Over at Shopfloor, they note that the AFL-CIO is proud enough of international cooperation that they’re bragging about it at their website:
Yesterday at the AFL-CIO in Washington, D.C., union leaders from 45 different countries met with AFL-CIO President John Sweeney and representatives of U.S. union organizations to discuss the union movement in the United States and the need to work together to pass the Employee Free Choice Act. It’s an exciting chance for global cooperation in the fight to preserve workers’ freedom to form unions and bargain for a better life.
Union leaders, representing countries from across the world—Australia, Turkey, Argentina, Italy, Ghana, Sweden and Indonesia, just to name a few—took part in a discussion of the critical issues facing America’s workers.
As Wood notes: “The internal monologue of the foreign delegates: It’s an exciting chance to give our workers an edge by making the U.S. economy less competitive.”

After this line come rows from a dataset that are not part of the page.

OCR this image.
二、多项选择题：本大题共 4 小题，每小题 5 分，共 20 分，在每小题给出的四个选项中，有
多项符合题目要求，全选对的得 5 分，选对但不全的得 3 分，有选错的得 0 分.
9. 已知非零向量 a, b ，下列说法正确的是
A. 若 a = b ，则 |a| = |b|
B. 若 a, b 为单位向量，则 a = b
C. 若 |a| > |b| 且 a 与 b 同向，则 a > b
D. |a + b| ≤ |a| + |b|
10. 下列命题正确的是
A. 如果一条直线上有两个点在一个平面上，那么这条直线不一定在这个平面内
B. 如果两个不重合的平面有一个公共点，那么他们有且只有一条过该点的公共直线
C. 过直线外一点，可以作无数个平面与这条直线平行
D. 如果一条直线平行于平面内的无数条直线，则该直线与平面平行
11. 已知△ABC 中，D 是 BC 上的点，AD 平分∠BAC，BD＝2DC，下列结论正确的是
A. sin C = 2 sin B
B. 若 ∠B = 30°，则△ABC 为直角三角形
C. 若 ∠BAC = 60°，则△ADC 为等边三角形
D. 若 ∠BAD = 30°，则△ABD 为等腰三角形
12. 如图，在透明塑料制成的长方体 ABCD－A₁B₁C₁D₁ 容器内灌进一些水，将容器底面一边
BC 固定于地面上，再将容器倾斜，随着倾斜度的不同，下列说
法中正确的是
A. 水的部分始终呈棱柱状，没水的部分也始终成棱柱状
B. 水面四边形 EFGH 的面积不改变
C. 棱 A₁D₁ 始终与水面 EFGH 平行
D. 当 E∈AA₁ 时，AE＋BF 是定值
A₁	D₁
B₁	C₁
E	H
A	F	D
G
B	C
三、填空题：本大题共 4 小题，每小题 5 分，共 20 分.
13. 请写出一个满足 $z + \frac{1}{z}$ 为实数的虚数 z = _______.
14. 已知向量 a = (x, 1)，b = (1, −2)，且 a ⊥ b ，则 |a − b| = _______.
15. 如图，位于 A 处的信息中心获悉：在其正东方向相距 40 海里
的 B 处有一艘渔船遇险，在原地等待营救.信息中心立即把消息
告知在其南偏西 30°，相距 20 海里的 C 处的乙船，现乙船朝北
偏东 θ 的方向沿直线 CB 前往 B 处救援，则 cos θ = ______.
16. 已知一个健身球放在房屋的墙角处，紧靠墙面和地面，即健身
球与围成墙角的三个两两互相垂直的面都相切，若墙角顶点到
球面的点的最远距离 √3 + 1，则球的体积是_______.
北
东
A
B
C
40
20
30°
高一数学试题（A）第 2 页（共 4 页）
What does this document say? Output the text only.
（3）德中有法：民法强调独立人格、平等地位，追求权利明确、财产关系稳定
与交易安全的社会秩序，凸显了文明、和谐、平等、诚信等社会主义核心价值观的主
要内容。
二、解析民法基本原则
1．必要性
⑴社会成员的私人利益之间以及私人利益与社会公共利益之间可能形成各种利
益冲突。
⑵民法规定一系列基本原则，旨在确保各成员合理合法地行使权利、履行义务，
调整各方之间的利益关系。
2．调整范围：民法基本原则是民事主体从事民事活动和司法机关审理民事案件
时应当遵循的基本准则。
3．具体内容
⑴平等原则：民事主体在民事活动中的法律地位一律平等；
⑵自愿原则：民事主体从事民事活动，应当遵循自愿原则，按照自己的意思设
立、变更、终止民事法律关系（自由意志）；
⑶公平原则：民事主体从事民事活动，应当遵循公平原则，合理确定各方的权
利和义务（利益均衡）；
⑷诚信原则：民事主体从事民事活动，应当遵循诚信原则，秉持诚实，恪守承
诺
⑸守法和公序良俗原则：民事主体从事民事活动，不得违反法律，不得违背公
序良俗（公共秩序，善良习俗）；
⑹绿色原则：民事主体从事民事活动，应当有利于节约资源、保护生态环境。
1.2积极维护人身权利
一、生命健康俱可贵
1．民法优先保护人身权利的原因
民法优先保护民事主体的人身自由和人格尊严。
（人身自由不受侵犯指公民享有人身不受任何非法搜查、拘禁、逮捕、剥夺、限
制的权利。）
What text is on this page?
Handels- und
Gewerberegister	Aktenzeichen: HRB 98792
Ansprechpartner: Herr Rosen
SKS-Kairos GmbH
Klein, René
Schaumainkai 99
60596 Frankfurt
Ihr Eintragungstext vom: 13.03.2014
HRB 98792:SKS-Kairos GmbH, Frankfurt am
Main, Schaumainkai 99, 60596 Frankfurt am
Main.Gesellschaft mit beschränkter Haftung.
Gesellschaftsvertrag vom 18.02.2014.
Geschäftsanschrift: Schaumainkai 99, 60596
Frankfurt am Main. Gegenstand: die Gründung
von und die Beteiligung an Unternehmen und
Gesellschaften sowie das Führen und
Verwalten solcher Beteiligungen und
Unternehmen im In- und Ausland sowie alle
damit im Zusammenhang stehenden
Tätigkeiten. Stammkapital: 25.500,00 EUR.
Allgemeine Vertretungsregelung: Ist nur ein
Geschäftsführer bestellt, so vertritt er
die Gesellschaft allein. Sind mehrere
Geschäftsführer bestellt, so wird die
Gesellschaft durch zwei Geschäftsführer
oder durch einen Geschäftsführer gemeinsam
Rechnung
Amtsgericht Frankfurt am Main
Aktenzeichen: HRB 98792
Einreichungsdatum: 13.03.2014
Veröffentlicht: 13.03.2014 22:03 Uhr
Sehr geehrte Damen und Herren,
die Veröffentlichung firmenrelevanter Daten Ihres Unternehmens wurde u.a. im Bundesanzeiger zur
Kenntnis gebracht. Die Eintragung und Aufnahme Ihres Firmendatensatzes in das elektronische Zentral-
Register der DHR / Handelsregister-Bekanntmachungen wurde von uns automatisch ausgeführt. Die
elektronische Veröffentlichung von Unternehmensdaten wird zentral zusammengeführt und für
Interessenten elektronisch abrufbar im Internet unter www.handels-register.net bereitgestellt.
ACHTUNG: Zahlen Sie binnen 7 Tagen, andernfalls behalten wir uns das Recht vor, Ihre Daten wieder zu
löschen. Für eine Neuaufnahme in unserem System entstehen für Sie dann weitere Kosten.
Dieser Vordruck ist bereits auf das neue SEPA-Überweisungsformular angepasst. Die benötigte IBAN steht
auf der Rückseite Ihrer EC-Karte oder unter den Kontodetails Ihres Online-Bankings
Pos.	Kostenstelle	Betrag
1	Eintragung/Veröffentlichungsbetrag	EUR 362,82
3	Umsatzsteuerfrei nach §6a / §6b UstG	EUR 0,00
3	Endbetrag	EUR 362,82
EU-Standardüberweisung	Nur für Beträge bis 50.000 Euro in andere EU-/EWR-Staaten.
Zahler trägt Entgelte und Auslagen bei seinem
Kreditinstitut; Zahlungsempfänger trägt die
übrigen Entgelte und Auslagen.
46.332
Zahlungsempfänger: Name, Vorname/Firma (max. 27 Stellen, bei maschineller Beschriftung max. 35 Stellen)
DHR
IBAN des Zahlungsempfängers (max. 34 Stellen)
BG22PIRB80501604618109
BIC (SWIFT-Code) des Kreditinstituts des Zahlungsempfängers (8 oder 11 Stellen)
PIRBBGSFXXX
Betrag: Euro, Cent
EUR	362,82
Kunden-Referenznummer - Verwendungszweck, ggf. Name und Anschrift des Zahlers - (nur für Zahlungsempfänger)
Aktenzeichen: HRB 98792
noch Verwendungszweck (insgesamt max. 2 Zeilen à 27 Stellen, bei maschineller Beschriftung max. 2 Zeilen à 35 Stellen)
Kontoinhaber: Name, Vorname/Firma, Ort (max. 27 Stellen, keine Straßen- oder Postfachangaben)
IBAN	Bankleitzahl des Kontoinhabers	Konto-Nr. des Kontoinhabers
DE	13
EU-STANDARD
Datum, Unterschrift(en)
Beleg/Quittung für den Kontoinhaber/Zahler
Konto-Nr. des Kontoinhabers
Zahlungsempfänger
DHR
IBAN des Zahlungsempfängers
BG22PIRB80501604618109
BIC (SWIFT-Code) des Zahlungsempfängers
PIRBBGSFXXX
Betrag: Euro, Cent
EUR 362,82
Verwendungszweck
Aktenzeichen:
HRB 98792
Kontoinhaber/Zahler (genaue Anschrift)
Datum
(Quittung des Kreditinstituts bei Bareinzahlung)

What would the reaction be if representatives of a number of major American companies got together in Brussels with their foreign counterparts to proclaim a united effort to roll back unionization in the U.S.? If that sounds surprisingly specific, it’s exactly what the AFL-CIO is bragging about:
Global union leaders will meet in Brussels, Belgium, in February to develop actions and to support the Employee Free Choice Act, and the effort to support the Employee Free Choice Act will be on the agenda.
Where do those unions get their money? How much will they be spending on the concerted effort to change U.S. labor law? And is the Department of Labor investigating the effort by the AFL-CIO to enlist their foreign counterparts in this effort?